Erdgeschoßzone und öffentlicher Raum: In der gründerzeitlichen Stadt sind Erdgeschoßzonen für eine Vielzahl an gewerblichen Nutzungen häufig zu kleinteilig. Mit der Option können Flächen in kleinteiligen Stadtstrukturen gebündelt werden. So werden größere, zusammenhängende Flächen im Erdgeschoß eingerichtet, der zugehörige öffentliche Raum wird in das Konzept mit eingebunden.
Zwischennutzung und Soziales: Bei dieser Option geht es vor allem um die Organisation von Kooperationen, die Integration und Solidarität befördern. Dies kann temporärer genutzter Leerstand sein, eine Wohnung, die solidarisch kostenneutral zur Verfügung gestellt wird oder organisierte Nachbarschaftshilfe. Es handelt sich dabei um keine „klassische“ bauliche Option im Sinne der anderen Sharing-Möglichkeiten. Die gezielte Förderung des sozialen Miteinanders und Partizipation sind aber sehr wichtige Bausteine für die nachhaltige Stadtentwicklung.
Joker: Der Joker ist eine flexible Sharing-Option, die es ermöglicht, der Einzigartigkeit jeden Ortes und jedeR AkteurIn Rechnung zu tragen, die verschiedenen Möglichkeiten des Sharing zielgenau zusammen zu stellen sowie neue Ideen und Sharing-Möglichkeiten in das Konzept zu integrieren.
Ausgleichssystem mit Förderimpuls
Viele Stadtentwicklungsvorhaben können nur unter Zuhilfenahme öffentlicher Zuschüsse umgesetzt werden. Die Strategie von Pocket Mannerhatten zielt darauf ab, ein gemeinwohlorientiertes System mit alternativen, nicht-monetären Fördermöglichkeiten zu entwickeln. Somit sollen zukünftig die öffentlichen Förderstellen finanziell entlastet und weitere Steuerungsmöglichkeiten geschaffen werden. Die Überlegungen des Teams beinhalten neue Formen der Unterstützung, wie mögliche Erlässe von Abgaben, sowie praktikable Überlegungen für punktuelle Ausnahmen im Planungsrecht und in der Bauordnung. Voraussetzung hierfür ist die Bedingung, dass mit liegenschaftsübergreifendem Sharing langfristige Gemeinwohl-Effekte ausgelöst werden. Der im Sondierungsprojekt erarbeitete Entwurf für das Ausgleichssystem mit Förderimpuls („Bonus-System“) ist so weit ausgereift, dass er im Anschlussprojekt erprobt und bewertet werden kann.
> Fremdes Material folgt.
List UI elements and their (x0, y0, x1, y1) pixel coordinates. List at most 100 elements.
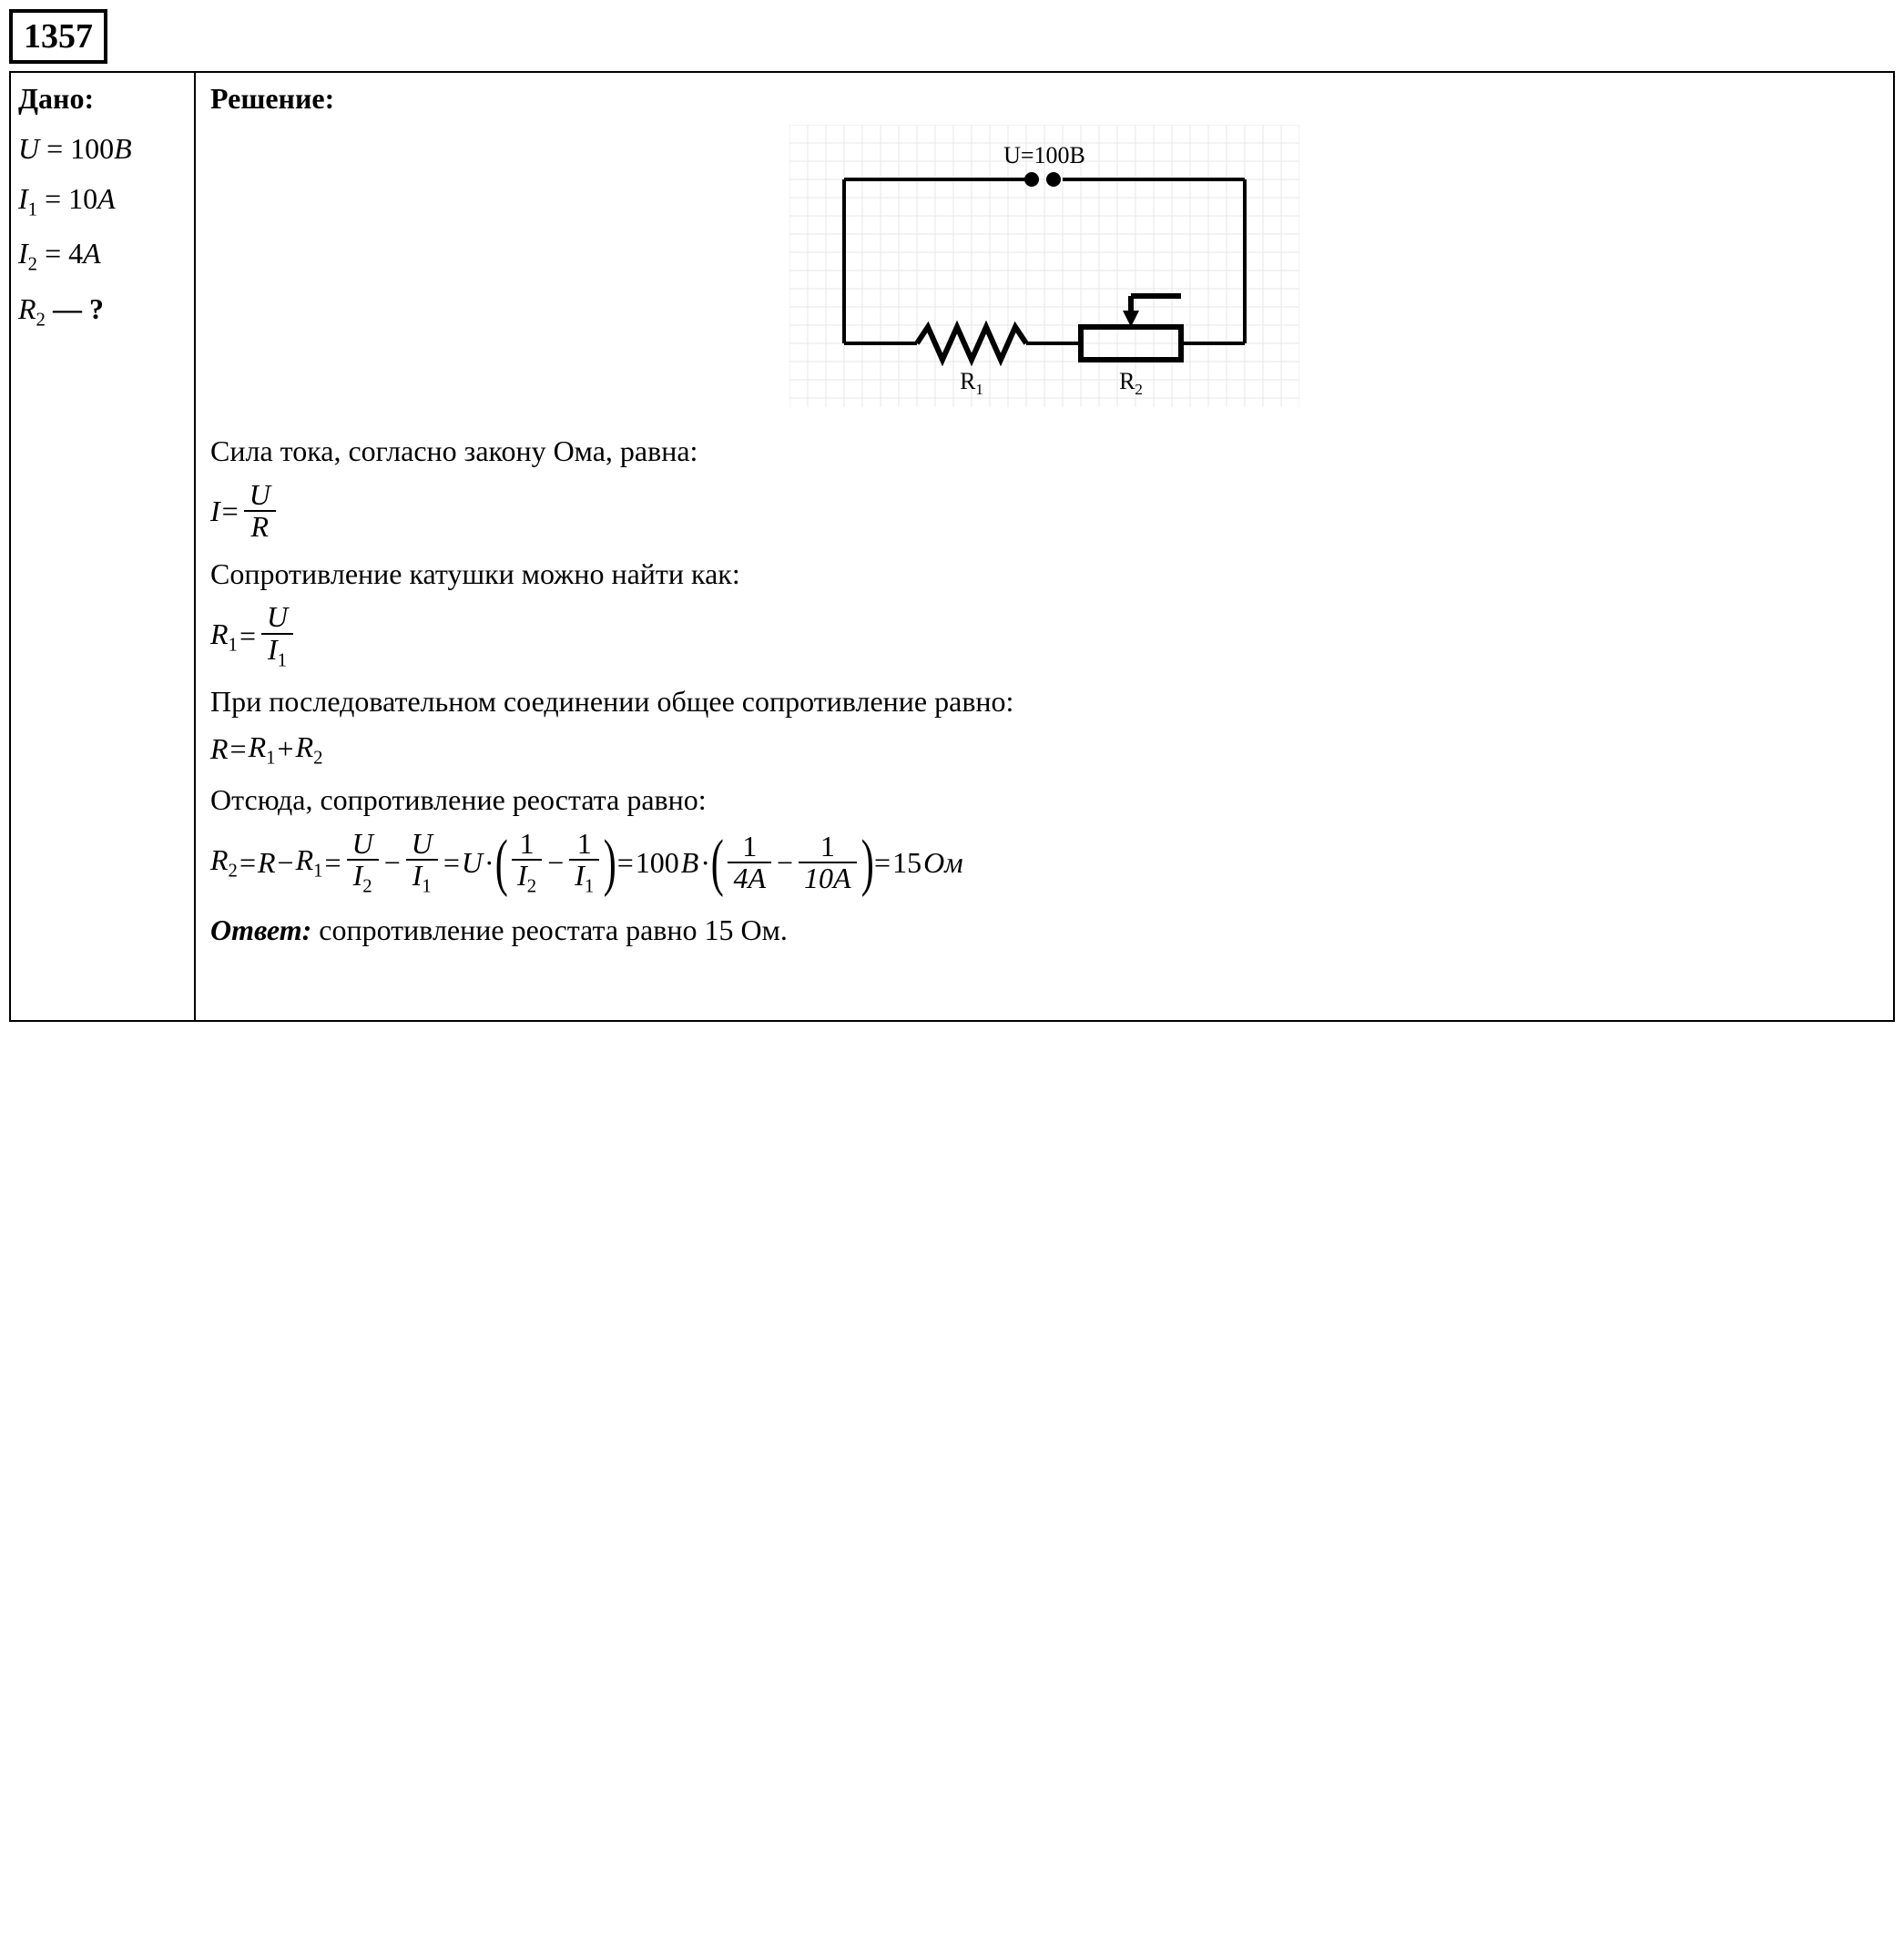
problem-number: 1357 (9, 9, 107, 64)
f4-frac-a: U I2 (347, 829, 379, 897)
f2-R: R1 (210, 617, 238, 656)
f4-I2c: I2 (512, 861, 542, 896)
f4-Ub: U (406, 829, 438, 860)
var-R2: R (18, 292, 36, 325)
answer: Ответ: сопротивление реостата равно 15 О… (210, 913, 1879, 947)
f4-frac-b: U I1 (406, 829, 438, 897)
f1-frac: U R (244, 480, 276, 543)
f4-minus4: − (777, 846, 793, 880)
f4-eq2: = (325, 846, 341, 880)
f2-R-v: R (210, 617, 229, 650)
f3-R: R (210, 732, 229, 766)
f4-I1c-v: I (575, 859, 585, 892)
I1-sub: 1 (28, 199, 37, 219)
content-frame: Дано: U = 100В I1 = 10А I2 = 4А R2 — ? Р… (9, 71, 1895, 1022)
formula-r2: R2 = R − R1 = U I2 − U I1 = U · ( (210, 829, 1879, 897)
f4-R2-sub: 2 (229, 860, 238, 881)
f4-frac-e: 1 4А (728, 832, 771, 894)
f4-R1-sub: 1 (313, 860, 322, 881)
f4-eq1: = (239, 846, 256, 880)
I2-sub: 2 (28, 254, 37, 275)
f4-1a: 1 (514, 829, 540, 860)
given-R2-question: R2 — ? (18, 292, 187, 331)
answer-text: сопротивление реостата равно 15 Ом. (311, 913, 788, 946)
terminal-dot-right (1046, 172, 1061, 187)
circuit-svg: U=100В (789, 125, 1299, 407)
I2-unit: А (83, 237, 101, 270)
f1-I: I (210, 495, 220, 528)
f4-I1c-sub: 1 (585, 876, 594, 897)
f4-I1b-v: I (412, 859, 423, 892)
f4-frac-f: 1 10А (799, 832, 857, 894)
formula-ohm: I = U R (210, 480, 1879, 543)
f4-4A-v: 4А (733, 862, 766, 894)
f2-I-sub: 1 (278, 649, 287, 670)
U-value: = 100 (39, 132, 114, 165)
formula-series: R = R1 + R2 (210, 730, 1879, 769)
lparen-icon: ( (494, 831, 507, 894)
f4-I2a-sub: 2 (362, 876, 372, 897)
I1-unit: А (97, 182, 116, 215)
f4-ohm: Ом (923, 846, 963, 880)
f2-num: U (261, 602, 293, 633)
f3-R1-sub: 1 (266, 747, 275, 768)
lparen2-icon: ( (711, 831, 724, 894)
f4-R: R (258, 846, 276, 880)
f1-den: R (245, 512, 274, 543)
f4-100: 100 (636, 846, 679, 880)
f4-minus3: − (547, 846, 564, 880)
f2-den: I1 (262, 635, 292, 670)
var-U: U (18, 132, 39, 165)
R2-sub: 2 (36, 309, 46, 330)
f4-10A-v: 10А (804, 862, 851, 894)
f4-minus2: − (384, 846, 401, 880)
line4: Отсюда, сопротивление реостата равно: (210, 781, 1879, 820)
f2-eq: = (239, 619, 256, 653)
f4-eq3: = (443, 846, 460, 880)
f4-R2-v: R (210, 843, 229, 876)
f4-I1b-sub: 1 (422, 876, 431, 897)
f4-result: 15 (892, 846, 921, 880)
source-label: U=100В (1003, 142, 1085, 168)
R2-question: — ? (46, 292, 104, 325)
answer-label: Ответ: (210, 913, 311, 946)
f4-1c: 1 (737, 832, 762, 862)
f4-R1: R1 (296, 843, 323, 882)
line1: Сила тока, согласно закону Ома, равна: (210, 433, 1879, 471)
f3-R1-v: R (249, 730, 267, 763)
var-I1: I (18, 182, 28, 215)
f4-Ua: U (347, 829, 379, 860)
rparen-icon: ) (604, 831, 616, 894)
f4-frac-d: 1 I1 (569, 829, 599, 897)
f4-R1-v: R (296, 843, 314, 876)
line3: При последовательном соединении общее со… (210, 683, 1879, 721)
f4-dot2: · (700, 846, 710, 880)
I2-value: = 4 (37, 237, 83, 270)
f4-Uc: U (462, 846, 483, 880)
given-header: Дано: (18, 82, 187, 116)
f2-I: I (268, 633, 278, 666)
U-unit: В (114, 132, 132, 165)
f4-I2a-v: I (353, 859, 363, 892)
f4-minus: − (278, 846, 294, 880)
f3-eq: = (230, 732, 247, 766)
f3-R2-sub: 2 (313, 747, 322, 768)
given-U: U = 100В (18, 132, 187, 166)
f4-R2: R2 (210, 843, 238, 882)
solution-column: Решение: U=100В (196, 73, 1893, 1020)
f4-eq4: = (617, 846, 634, 880)
f3-R2-v: R (296, 730, 314, 763)
f4-10A: 10А (799, 863, 857, 894)
line2: Сопротивление катушки можно найти как: (210, 556, 1879, 594)
f4-I2c-sub: 2 (527, 876, 536, 897)
f4-1d: 1 (815, 832, 840, 862)
var-I2: I (18, 237, 28, 270)
f4-volt: В (681, 846, 699, 880)
f3-R2: R2 (296, 730, 323, 769)
f2-R-sub: 1 (229, 634, 238, 655)
f4-4A: 4А (728, 863, 771, 894)
f2-frac: U I1 (261, 602, 293, 670)
f4-I2a: I2 (348, 861, 378, 896)
terminal-dot-left (1024, 172, 1039, 187)
circuit-diagram: U=100В (789, 125, 1299, 407)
Vor Ort: Geplantes Umsetzungsprojekt
Parallel zur theoretischen Ausarbeitung der verschiedenen Aspekte des Sharing fand im Sondierungsprojekt ein intensiver Aktivierungs- und Partizipationsprozess statt. Um ein geeignetes Gebiet für die Maßnahmen zu finden, wurde ein „Gebiets-Check“ entwickelt und angewendet: Mit dem Tool können die spezifischen Sharing-Potenziale in Stadtteilen und -blöcken ermittelt werden. In den Bereichen, in denen ein besonders hohes Sharing-Potenzial ermittelt wurde, wurden EigentümerInnen kontaktiert und zu Workshops und Gesprächen eingeladen.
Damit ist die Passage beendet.